Après plusieurs jours de négociations, l’espoir de sortie de crise s’éloigne.
Par Haydée Saberan
QUOTIDIEN : mercredi 29 août 2007
Lille de notre correspondante
Ce devait être une sortie de crise, mais ça ressemble à l’inverse. A Lille, hier soir, les 56 sans-papiers grévistes de la faim ont voté le maintien de la grève. Ils ont demandé au Mrap et la Ligue des droits de l’homme de retourner négocier avec le préfet. Ils réclament que tous les grévistes soient pris en compte. Toute la journée, les associations étaient allées à la rencontre des 14 grévistes de la faim concernés par la proposition d’ «examen bienveillant» de leur dossier par la préfecture, pour leur remettre la lettre du préfet qui leur demande de s’engager à cesser la grève. Quatorze sans-papiers, anciens grévistes, doivent aussi recevoir le courrier du préfet. Les associations devaient approcher aussi la trentaine qui ont été exclus d’office par le préfet (deux concernés par des poursuites pénales, huit qui ne vivent pas dans le Nord, une vingtaine qui ont déposé une demande d’asile), et même tenter de joindre par téléphone les treize qui ont été expulsés vers la Guinée et l’Algérie : le Comité des sans-papiers (CSP 59) affirme vouloir recueillir l’avis de tous.
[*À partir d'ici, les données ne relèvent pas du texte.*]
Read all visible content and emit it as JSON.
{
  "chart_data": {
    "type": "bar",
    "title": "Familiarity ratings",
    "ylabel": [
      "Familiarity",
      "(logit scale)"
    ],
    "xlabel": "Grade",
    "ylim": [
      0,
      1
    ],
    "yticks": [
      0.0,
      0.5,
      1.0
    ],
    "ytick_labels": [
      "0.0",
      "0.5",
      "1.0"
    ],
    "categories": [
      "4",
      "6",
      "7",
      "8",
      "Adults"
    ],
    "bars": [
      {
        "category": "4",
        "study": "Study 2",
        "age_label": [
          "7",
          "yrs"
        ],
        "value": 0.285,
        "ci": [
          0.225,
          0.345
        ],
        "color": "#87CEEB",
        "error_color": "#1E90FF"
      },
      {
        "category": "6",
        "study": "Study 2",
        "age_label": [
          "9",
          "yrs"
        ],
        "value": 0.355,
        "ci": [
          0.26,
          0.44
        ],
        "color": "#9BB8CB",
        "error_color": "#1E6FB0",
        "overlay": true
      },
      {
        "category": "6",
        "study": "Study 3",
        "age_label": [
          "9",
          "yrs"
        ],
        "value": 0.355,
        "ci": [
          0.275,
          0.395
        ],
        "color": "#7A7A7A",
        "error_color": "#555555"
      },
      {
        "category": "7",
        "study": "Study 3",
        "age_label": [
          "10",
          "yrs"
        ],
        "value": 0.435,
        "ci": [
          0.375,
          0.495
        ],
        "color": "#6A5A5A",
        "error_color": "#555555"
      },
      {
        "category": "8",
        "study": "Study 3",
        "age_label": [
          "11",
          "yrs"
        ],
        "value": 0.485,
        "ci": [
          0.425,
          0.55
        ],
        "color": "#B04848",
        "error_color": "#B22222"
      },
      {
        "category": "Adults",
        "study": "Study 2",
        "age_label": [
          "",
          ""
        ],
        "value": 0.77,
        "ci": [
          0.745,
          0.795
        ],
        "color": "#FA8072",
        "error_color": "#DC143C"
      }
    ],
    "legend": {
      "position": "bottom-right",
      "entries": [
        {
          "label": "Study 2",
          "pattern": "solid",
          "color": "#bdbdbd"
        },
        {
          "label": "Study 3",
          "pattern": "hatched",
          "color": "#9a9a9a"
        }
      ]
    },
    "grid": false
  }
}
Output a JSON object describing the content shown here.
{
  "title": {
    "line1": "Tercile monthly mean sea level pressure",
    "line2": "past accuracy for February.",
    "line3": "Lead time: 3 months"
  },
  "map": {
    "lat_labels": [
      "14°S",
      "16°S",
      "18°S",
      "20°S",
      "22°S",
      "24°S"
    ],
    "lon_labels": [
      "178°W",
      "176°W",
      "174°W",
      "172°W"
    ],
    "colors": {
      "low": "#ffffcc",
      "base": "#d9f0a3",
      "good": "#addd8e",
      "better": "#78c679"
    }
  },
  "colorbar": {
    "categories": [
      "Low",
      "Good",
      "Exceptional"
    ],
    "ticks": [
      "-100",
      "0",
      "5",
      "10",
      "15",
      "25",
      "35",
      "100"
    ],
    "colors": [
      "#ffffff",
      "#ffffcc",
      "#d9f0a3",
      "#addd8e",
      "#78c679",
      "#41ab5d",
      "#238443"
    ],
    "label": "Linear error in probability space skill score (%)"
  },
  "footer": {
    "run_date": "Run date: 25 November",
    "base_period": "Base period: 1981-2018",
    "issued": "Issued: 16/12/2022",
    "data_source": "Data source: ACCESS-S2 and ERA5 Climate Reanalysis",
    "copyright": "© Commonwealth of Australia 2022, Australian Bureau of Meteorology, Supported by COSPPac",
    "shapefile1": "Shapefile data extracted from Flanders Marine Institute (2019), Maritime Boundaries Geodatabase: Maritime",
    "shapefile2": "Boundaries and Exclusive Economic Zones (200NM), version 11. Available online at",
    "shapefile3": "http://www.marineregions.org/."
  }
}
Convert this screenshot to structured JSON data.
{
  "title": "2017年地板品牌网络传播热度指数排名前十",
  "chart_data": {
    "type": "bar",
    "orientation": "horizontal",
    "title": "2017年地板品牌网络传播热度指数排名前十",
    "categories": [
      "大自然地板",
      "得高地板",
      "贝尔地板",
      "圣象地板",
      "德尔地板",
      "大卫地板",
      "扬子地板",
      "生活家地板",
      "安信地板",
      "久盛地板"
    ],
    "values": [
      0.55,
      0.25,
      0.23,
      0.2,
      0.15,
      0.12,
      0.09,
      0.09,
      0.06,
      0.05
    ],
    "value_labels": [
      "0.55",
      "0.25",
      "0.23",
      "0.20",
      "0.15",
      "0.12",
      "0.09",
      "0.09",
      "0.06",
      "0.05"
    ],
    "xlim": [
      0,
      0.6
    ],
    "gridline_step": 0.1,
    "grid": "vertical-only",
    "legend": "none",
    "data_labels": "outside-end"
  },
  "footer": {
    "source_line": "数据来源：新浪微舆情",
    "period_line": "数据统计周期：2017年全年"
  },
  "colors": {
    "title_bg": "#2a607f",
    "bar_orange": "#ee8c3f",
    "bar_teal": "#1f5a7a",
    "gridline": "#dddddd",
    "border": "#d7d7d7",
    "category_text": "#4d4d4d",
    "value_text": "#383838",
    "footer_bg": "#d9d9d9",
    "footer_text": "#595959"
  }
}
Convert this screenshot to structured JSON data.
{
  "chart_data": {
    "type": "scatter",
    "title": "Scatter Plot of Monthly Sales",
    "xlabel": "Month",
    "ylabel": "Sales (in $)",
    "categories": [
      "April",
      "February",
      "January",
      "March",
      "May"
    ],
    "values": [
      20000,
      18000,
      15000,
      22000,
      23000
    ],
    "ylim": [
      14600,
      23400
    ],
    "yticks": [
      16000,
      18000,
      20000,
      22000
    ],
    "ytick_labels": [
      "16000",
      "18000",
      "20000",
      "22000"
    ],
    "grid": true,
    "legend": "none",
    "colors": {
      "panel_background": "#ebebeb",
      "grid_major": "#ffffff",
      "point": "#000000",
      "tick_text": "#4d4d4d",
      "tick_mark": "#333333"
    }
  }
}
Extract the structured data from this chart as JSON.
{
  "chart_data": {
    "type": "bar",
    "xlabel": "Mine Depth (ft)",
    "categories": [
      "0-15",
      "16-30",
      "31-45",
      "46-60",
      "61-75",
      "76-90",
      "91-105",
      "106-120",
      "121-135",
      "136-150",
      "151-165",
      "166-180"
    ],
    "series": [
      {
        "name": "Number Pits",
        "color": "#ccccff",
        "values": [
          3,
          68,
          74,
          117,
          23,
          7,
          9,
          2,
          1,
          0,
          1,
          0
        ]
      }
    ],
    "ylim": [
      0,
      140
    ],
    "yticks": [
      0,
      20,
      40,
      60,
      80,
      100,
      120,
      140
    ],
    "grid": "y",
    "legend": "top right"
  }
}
La décision de poursuivre la grève a été prise hier soir après une longue réunion de trois heures. «Certains, par désespoir, souhaitent arrêter ; d’autres, en colère, souhaitent continuer», indique Saïd Bouamama, un des porte-parole du CSP 59. Il estime que le préfet «ne veut pas une sortie de crise, mais une capitulation des grévistes». Il l’accuse : «Il dévitalise ses propositions, en y ajoutant une série d’exceptions. Il respecte l’accord, mais l’accord ne concerne plus grand monde.» Les deux personnes sous le coup de poursuites pénales ? Il indique qu’elles ne sont plus poursuivies, donc régularisables. Explication de la préfecture : «Il y a une inadéquation entre vouloir s’intégrer dans la société française, et enfreindre la loi.» Et la vingtaine de demandeurs d’asile ? Pour le CSP, on pourrait attendre la fin de la procédure d’asile, et repêcher les déboutés. Saïd Bouamama imagine deux perspectives: «La première, c’est que les gens, certains dans une situation médicale dramatique, acceptent de se réalimenter. Mais on n’aura fait que casser le thermomètre, et d’autres crises sont à prévoir. La deuxième, c’est que les grévistes, avec courage, continuent, avec tous les risques que ça comporte.» Ce matin, certains grévistes entament leur 75 e jour de grève de la faim. Lundi, un homme expliquait avoir perdu 26 kilos. Le 14 août, le préfet avait signé un accord avec six associations, moins proches du CSP que la Ligue et le Mrap. Cet accord prévoyait le réexamen de 150 dossiers. Le préalable : la fin de la grève. Cette fois, il n’y a plus de préalable, mais le ton est plus dur. Et il refuse de passer par le CSP, plus radical. Outre des tracts virulents, le collectif a aussi placardé des visages en gros plans de grévistes avec la mention : «Le préfet Canépa veut-il ma mort?» Tout se passe comme si le préfet envoyait un message aux sans-papiers : «Si vous aviez accepté mes conditions, vous étiez gagnants.»